Chcą obowiązkowych poduszek powietrznych dla motocyklistów. Nowy pomysł w Hiszpanii
Poduszki powietrzne dla motocyklistów to coś, o czym prawie każdy wie, ale mało kto widział. Nie należą one do popularnego elementu stroju motocyklisty, ale wiele osób uważa, że warto je zmienić. W Hiszpanii pojawił się nawet pomysł, aby były obowiązkowe.
W samochodach pasażerów chroni nie tylko nadwozie z kontrolowanymi strefami zgniotu, ale też pasy bezpieczeństwa, odpowiednie fotele, systemy elektroniczne i oczywiście obowiązkowe od dawna poduszki powietrzne. W przypadku motocykli sytuacja wygląda zupełnie inaczej. Od 2016 r. obowiązkowym wyposażeniem w Unii Europejskiej jest ABS, coraz częściej jest to bardziej zaawansowany system skutecznie działający też w zakrętach, normą jest też kontrola trakcji i podobne systemy, jak np. ten zapobiegający unoszeniu się przedniego koła. Jednak nadal w porównaniu z samochodami nie jest to dużo.
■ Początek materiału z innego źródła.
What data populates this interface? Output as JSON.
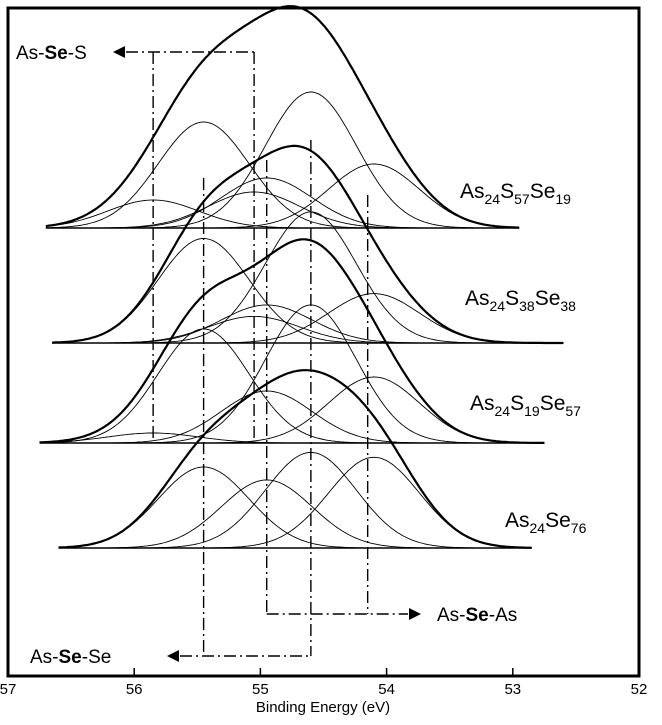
{
  "chart_data": {
    "type": "line",
    "xlabel": "Binding Energy (eV)",
    "xlim": [
      57,
      52
    ],
    "x_reversed": true,
    "xticks": [
      "57",
      "56",
      "55",
      "54",
      "53",
      "52"
    ],
    "y_axis_visible": false,
    "grid": false,
    "peak_labels": [
      {
        "prefix": "As-",
        "bold": "Se",
        "suffix": "-S",
        "energy": 55.05,
        "direction": "left"
      },
      {
        "prefix": "As-",
        "bold": "Se",
        "suffix": "-As",
        "energy": 54.95,
        "energy2": 54.15,
        "direction": "right"
      },
      {
        "prefix": "As-",
        "bold": "Se",
        "suffix": "-Se",
        "energy": 55.45,
        "energy2": 54.6,
        "direction": "left"
      }
    ],
    "reference_energies": [
      55.85,
      55.05,
      55.45,
      54.6,
      54.95,
      54.15
    ],
    "spectra": [
      {
        "label_parts": [
          [
            "As",
            ""
          ],
          [
            "24",
            "sub"
          ],
          [
            "S",
            ""
          ],
          [
            "57",
            "sub"
          ],
          [
            "Se",
            ""
          ],
          [
            "19",
            "sub"
          ]
        ],
        "x_range": [
          56.7,
          52.95
        ],
        "components": [
          {
            "center": 55.45,
            "height": 0.53
          },
          {
            "center": 54.6,
            "height": 0.68
          },
          {
            "center": 54.1,
            "height": 0.32
          },
          {
            "center": 54.95,
            "height": 0.25
          },
          {
            "center": 55.85,
            "height": 0.14
          },
          {
            "center": 55.05,
            "height": 0.18
          }
        ]
      },
      {
        "label_parts": [
          [
            "As",
            ""
          ],
          [
            "24",
            "sub"
          ],
          [
            "S",
            ""
          ],
          [
            "38",
            "sub"
          ],
          [
            "Se",
            ""
          ],
          [
            "38",
            "sub"
          ]
        ],
        "x_range": [
          56.65,
          52.6
        ],
        "components": [
          {
            "center": 55.45,
            "height": 0.55
          },
          {
            "center": 54.6,
            "height": 0.69
          },
          {
            "center": 54.1,
            "height": 0.26
          },
          {
            "center": 54.95,
            "height": 0.2
          },
          {
            "center": 55.05,
            "height": 0.14
          }
        ]
      },
      {
        "label_parts": [
          [
            "As",
            ""
          ],
          [
            "24",
            "sub"
          ],
          [
            "S",
            ""
          ],
          [
            "19",
            "sub"
          ],
          [
            "Se",
            ""
          ],
          [
            "57",
            "sub"
          ]
        ],
        "x_range": [
          56.75,
          52.75
        ],
        "components": [
          {
            "center": 55.45,
            "height": 0.57
          },
          {
            "center": 54.6,
            "height": 0.69
          },
          {
            "center": 54.1,
            "height": 0.33
          },
          {
            "center": 54.95,
            "height": 0.26
          },
          {
            "center": 55.85,
            "height": 0.05
          }
        ]
      },
      {
        "label_parts": [
          [
            "As",
            ""
          ],
          [
            "24",
            "sub"
          ],
          [
            "Se",
            ""
          ],
          [
            "76",
            "sub"
          ]
        ],
        "x_range": [
          56.6,
          52.85
        ],
        "components": [
          {
            "center": 55.45,
            "height": 0.5
          },
          {
            "center": 54.6,
            "height": 0.59
          },
          {
            "center": 54.1,
            "height": 0.56
          },
          {
            "center": 54.95,
            "height": 0.42
          }
        ]
      }
    ]
  }
}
Oczywiście w przypadku motocykli wiele zagadnień jest trudniejszych. Niektóre firmy pracują nad systemami awaryjnego hamowania, ale jest to rozwiązanie skomplikowane i na pewno nie tak skuteczne jak w samochodach. Jak zatem zapewnić większe bezpieczeństwo motocyklistom? Oczywiście kluczowe jest tu ubranie. Dobry strój motocyklowy uratuje życie, czy uchroni przed poważnym urazem. Jednak nie jest on wymagany prawem. Nie tylko w Europie, ale w wielu krajach na świecie przepisy wymagają jazdy w kasku. I tyle. Cała reszta jest opcjonalna.
W tej kwestii przed szereg wychodzi Hiszpania, która właśnie wprowadza obowiązek jazdy w rękawicach ochronnych. Jednak już pojawiła się w tym kraju propozycja, żeby pójść dalej i taki sam przepis wprowadzić w kwestii poduszek powietrznych, a dokładniej kamizelek lub kurtek z airbagami.
Nie dziwi, że pomysł ten budzi kontrowersje. Kaski towarzyszyły motocyklistom od dawna, a do tego podstawowe modele nie są szczególnie drogie. Podobnie sytuacja wygląda z rękawicami – i tak znaczna część motocyklistów z nich korzysta, a do tego nie wiążą się z dużym wydatkiem. Natomiast poduszki powietrzne to nadal dla wielu osób nowość, a do tego ich zakup to duży wydatek. Wkładana pod kurtkę kamizelka z poduszką powietrzną kosztuje 1500 zł lub więcej. Choć jest to rozwiązanie wielokrotnego użytku, to po wywrotce i napełnieniu się kamizelki trzeba ponownie wydać 400 zł na nowy kartridż ze sprężonym gazem.
W przypadku osób jeżdżących np. "125-tkami", które wybrały jednoślad jako tani środek transportu, takie kwoty mogą być problemem finansowym. Z drugiej strony ochrona zdrowia i życia jest najważniejsza i na niej nie powinno się oszczędzać.
Na razie obowiązkowe poduszki powietrzne dla motocyklistów są jedynie propozycją i to tylko w Hiszpanii, ale warto śledzić takie informacje, gdyż z czasem nowe przepisy dotyczące bezpieczeństwa mogą stać się europejską normą. Nie byłoby niespodzianką, gdyby za jakiś czas rękawice motocyklowy stały się obowiązkowe w całej Unii Europejskiej.